Eating less meat in general will do wonders for the Earth’s health. But you can start even smaller and still make a big impact – just reducing your beef intake, specifically, can go a long way towards helping the environment! According to the BBC, 14 percent of all greenhouse emissions are caused by livestock breeding. Most of these emissions are made up of methane gas, which cows produce by belching. There are estimates that the average cow produces up to 500 litres of methane gas a day, way more than the average car! Eating less beef ensures less demand for the mass farming of cows, which will go a long way towards helping out with our current environmental burden.

Rich results on Google SERP when searching up 'fruits in season'
Buying in season reduces the demand for international shipping. Photo by philippe collard on Unsplash

Buy Fruits in Season

We’ve gotten used to being able to buy strawberries at the grocery store in January, thanks to the power of international shipping. But this convenience comes at a terrible cost for our Earth – transporting fruits and vegetables across the world creates a massive impact on greenhouse gas emissions. When you buy fruits and vegetables during the seasons that they are traditionally grown in your area – such as strawberries in spring, peaches in summer – you increase the chances that your fruit has been grown directly in or near your immediate area, rather than having been shipped or driven from across the continent or the globe, where the fruits are actually in season. It’s a great way to reduce your carbon footprint.

Rich results on Google SERP when searching up 'farmers market'
Buying from farmers’ markets ensures you’re supporting local agriculture. Photo by Anne Preble on Unsplash

Buy local from local farmers’ markets

As a companion to the previous recommendation, buying at least some of your groceries from a local farmers’ market is a great step towards living a more eco-conscious life. Buying produce grown locally means less demand for produce shipped internationally – which leads to fewer greenhouse gases being emitted into the atmosphere. You don’t have to buy all your groceries at the farmer’s market – you can start small, maybe with a bag of fruit or a carton of eggs. In addition to helping out the environment, you’re also supporting local businesses in your area. Two goals accomplished for the price of one!

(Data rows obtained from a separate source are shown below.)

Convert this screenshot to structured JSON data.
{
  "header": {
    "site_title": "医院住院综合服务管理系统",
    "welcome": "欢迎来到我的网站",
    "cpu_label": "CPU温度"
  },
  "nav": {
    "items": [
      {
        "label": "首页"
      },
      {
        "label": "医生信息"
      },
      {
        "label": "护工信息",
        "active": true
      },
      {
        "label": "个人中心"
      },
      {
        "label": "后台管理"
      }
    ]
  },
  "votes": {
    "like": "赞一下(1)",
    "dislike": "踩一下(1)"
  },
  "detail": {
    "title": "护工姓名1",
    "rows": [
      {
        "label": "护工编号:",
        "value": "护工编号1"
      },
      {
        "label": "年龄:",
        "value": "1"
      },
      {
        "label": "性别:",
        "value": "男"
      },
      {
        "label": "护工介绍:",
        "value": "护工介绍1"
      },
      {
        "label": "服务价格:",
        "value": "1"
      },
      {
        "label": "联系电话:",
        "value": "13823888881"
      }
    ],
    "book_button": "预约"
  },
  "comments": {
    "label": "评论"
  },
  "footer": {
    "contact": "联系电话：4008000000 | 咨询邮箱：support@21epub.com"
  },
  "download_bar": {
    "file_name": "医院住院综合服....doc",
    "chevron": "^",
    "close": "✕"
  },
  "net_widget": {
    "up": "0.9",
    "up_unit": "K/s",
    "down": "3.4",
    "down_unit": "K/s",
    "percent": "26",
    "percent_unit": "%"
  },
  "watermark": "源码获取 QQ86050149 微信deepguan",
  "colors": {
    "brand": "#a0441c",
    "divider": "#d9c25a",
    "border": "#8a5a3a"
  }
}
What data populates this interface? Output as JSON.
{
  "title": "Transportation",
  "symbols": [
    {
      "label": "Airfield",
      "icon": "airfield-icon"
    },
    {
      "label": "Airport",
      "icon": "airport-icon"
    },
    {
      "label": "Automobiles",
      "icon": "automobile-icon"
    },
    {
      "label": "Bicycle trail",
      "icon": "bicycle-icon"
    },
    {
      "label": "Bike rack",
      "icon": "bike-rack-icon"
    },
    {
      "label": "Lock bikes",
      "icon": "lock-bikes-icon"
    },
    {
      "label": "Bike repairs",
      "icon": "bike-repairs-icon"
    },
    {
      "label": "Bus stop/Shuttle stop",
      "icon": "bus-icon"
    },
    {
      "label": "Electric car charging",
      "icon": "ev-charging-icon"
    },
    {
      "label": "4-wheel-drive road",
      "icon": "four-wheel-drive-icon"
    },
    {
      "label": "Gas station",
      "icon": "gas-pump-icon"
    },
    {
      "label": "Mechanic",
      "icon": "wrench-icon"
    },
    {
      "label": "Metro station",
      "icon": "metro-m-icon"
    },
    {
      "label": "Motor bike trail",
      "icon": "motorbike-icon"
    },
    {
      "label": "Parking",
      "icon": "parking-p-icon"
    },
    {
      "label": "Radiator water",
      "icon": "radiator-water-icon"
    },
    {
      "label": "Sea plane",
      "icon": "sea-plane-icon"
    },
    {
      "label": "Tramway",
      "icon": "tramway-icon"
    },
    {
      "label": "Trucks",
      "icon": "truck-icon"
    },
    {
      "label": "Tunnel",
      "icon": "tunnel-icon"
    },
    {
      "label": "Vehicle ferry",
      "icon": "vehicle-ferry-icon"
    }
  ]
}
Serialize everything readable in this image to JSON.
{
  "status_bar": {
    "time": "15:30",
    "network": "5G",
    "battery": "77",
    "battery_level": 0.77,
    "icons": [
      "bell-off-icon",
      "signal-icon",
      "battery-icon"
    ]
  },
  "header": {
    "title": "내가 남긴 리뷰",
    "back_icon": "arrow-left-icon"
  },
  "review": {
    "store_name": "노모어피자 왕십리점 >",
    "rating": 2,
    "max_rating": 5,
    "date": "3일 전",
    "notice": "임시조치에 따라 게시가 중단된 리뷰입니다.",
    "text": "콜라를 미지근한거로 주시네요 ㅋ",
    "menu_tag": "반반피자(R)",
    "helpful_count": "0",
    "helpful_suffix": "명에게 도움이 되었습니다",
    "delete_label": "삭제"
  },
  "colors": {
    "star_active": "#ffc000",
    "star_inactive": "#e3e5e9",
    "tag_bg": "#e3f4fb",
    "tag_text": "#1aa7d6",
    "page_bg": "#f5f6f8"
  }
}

Rich results on Google SERP when searching up 'growing vegetables'
Growing your own vegetables isn’t as hard as it seems. Photo by Eco Warrior Princess on Unsplash

Grow some herbs and vegetables yourself

Why not take some time to yourself and start a little herb or vegetable garden? Growing your own reduces your own food waste, as well as demand for them to be shipped internationally.

Just like plants, growing certain herbs and vegetables is way easier than it seems! For example, take green onions. To regrow a green onion, all you have to do is leave the white ends of the green onion bulb in a glass of water. In just a few days, you will see the green stems emerge and regrow. You can keep slicing the tops off once they’ve gotten long enough, and the stems will continue to keep growing. Thus, you reduce the food waste you would have made if you’d just thrown the green onion ends away, as well as gaining some tasty new vegetables!

Rich results on Google SERP when searching up 'coffee cup'
Bringing your own coffee mug can replace thousands of cups. Photo by NATHAN MULLET on Unsplash

Bring your own coffee cup to cafes

A morning cup of coffee can be an anchor of peace in a busy workday. But you can make a big difference even with this small action by bringing your own reusable coffee cup or mug to your cafe of choice. Some cafes will even give you incentives to do this – some locations of Starbucks, for example, give you a 10 cent discount if you bring your own coffee cup! A demonstration by the Fundy Region Solid Waste Commission has shown that most single-use coffee cups are not biodegradable, due to the plastic lining inside the cardboard of the cup. Thus, most coffee cups are thrown straight into garbage landfills, making up a massive amount of waste! A reusable coffee cup can make up for potentially hundreds of single-use coffee cups being thrown into landfills. Such a small step can make a massive difference for the environment.

Of course, you don’t have to limit yourself to just coffee! You can use a portable mug for just about any drink: smoothies, milkshakes, and juices are all perfect for hot summer days. With these drinks, you can even go further in your mission of eating sustainably by using reusable metal straws instead of the plastic ones usually offered at cafes and restaurants. Not only are you making up for hundreds of cups, you’re replacing the straws that end up in landfills, too!